My Brand Strategy professor at NYU (exchange) was an activist investor focusing on companies that have great brands that the current management were killing. He was pretty good at organizing friendly (but could be) hostile takeovers of the board. May I now humbly suggest that Scott turn his attention to Radio Shack. It’s illogical that the current management and Board of directors want to kill the company, so let’s just assume they’re incompetent.
Apparently, rather than embracing their niche (little gizmos that are hard to find like soldering equipment and radio controlled cars) they want to become, uh, well known by a nickname and well, you know, compete against every private mobile phone seller in the nation.
Here’s the story: http://bit.ly/9JtiF
My favorite quote from their current CMO, Lee Applbaum.

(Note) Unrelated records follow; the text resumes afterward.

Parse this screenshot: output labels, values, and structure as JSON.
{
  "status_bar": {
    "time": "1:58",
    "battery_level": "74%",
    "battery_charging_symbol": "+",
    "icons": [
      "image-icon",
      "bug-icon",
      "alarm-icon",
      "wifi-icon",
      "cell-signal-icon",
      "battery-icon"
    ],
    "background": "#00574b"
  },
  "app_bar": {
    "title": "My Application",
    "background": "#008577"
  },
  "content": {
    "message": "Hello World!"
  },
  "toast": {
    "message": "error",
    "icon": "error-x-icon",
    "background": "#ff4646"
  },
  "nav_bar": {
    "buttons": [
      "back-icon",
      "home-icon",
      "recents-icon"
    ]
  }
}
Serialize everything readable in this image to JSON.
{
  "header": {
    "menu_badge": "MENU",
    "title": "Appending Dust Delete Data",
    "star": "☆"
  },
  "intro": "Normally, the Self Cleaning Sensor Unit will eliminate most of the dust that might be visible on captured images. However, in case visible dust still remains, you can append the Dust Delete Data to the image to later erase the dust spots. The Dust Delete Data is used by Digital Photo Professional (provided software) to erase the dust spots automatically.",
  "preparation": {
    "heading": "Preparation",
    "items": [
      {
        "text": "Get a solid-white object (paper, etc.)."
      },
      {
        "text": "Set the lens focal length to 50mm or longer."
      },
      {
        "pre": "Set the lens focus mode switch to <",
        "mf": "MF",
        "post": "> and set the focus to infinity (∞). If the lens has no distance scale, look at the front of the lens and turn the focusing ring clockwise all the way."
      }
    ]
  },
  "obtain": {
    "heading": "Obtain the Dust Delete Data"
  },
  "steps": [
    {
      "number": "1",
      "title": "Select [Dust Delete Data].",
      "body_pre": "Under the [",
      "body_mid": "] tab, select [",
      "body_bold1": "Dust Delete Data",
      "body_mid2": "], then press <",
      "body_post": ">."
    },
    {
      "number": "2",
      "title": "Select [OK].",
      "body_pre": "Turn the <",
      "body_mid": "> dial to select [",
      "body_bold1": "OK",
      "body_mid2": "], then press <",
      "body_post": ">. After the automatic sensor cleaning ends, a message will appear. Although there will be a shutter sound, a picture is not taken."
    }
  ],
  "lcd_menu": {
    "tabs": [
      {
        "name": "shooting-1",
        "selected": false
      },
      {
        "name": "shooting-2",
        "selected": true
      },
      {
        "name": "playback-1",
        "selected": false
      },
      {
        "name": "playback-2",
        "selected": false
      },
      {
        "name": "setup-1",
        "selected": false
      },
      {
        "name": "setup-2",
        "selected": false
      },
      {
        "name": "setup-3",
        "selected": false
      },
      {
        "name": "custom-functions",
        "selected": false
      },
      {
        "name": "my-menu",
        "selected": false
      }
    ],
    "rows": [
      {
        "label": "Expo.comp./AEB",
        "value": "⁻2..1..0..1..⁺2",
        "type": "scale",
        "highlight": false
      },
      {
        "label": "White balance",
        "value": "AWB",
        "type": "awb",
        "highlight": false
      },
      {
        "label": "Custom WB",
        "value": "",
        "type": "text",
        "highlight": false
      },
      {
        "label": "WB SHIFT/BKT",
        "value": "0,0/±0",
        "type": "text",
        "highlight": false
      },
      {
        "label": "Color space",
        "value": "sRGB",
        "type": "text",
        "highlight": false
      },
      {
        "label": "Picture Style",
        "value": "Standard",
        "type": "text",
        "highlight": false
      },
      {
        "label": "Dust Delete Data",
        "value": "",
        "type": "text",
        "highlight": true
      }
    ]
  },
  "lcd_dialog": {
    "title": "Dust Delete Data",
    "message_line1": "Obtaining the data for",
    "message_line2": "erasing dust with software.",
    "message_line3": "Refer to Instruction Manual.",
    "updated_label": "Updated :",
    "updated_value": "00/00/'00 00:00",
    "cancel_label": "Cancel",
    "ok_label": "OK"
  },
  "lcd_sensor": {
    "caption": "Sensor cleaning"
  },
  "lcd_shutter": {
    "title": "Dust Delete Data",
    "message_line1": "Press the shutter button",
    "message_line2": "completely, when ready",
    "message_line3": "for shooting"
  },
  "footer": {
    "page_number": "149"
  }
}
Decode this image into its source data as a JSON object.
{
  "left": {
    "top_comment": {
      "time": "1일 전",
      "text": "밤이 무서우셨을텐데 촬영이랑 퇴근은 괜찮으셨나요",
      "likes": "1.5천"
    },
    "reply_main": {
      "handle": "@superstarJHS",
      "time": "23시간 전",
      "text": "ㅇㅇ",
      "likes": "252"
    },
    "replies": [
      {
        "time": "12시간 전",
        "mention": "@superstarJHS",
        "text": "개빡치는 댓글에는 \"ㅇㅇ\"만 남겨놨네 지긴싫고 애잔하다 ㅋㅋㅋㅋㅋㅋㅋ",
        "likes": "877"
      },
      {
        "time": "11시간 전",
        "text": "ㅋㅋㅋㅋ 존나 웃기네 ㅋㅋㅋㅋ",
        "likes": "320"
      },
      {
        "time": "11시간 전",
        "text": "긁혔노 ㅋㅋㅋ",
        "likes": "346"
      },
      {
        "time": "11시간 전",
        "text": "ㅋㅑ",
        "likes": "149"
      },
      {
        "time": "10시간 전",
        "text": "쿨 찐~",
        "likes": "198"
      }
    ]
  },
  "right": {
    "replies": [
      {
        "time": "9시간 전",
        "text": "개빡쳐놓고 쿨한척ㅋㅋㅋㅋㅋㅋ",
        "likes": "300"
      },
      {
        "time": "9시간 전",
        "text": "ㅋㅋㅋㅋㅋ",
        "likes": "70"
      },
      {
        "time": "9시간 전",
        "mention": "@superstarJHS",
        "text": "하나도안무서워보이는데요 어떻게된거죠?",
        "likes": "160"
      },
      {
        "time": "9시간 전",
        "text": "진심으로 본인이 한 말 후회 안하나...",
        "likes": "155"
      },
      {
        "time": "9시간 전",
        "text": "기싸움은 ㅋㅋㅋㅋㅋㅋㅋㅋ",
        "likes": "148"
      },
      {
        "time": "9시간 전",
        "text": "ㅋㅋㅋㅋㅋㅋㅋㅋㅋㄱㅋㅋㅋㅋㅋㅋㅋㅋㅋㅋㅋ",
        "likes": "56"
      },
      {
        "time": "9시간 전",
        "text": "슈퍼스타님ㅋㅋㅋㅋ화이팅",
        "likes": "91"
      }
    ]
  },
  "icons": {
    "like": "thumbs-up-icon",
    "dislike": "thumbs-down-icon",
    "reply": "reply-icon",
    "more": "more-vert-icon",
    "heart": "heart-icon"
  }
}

“When a brand becomes a friend, it often gets a nickname — take FedEx or Coke, for example,” said Lee Applbaum, Radio Shack’s chief marketing officer, in a statement. “This creative is not about changing our name. Rather, we’re contemporizing the way we want people to think about our brand.”
And the appropriate response would be, uh-huh.
A few implications on just this quote – first if you went to U of M Amherst for your MBA – I wouldn’t talk too much about distinguished alumni who work for Radio Shack; second is that the Ad agency for ‘Duh Shack’ err, The Radio Shack, clearly has no clue on how to really solve RS’s issues so they threw in the old ‘Rebrand’ idea so they could sponge some more money off client before Best Buy or someone else buys their client.
Why do I seem upset? Because I like Radio Shack and know it has a very profitable place in the business world of the US. It’s the same animosity I feel toward Yahoo. And GM; Chrysler (just bad cars),
Scott – if you’re still out there – go get’em man because while I don’t own soldering equipment right now, but I may want to in the future.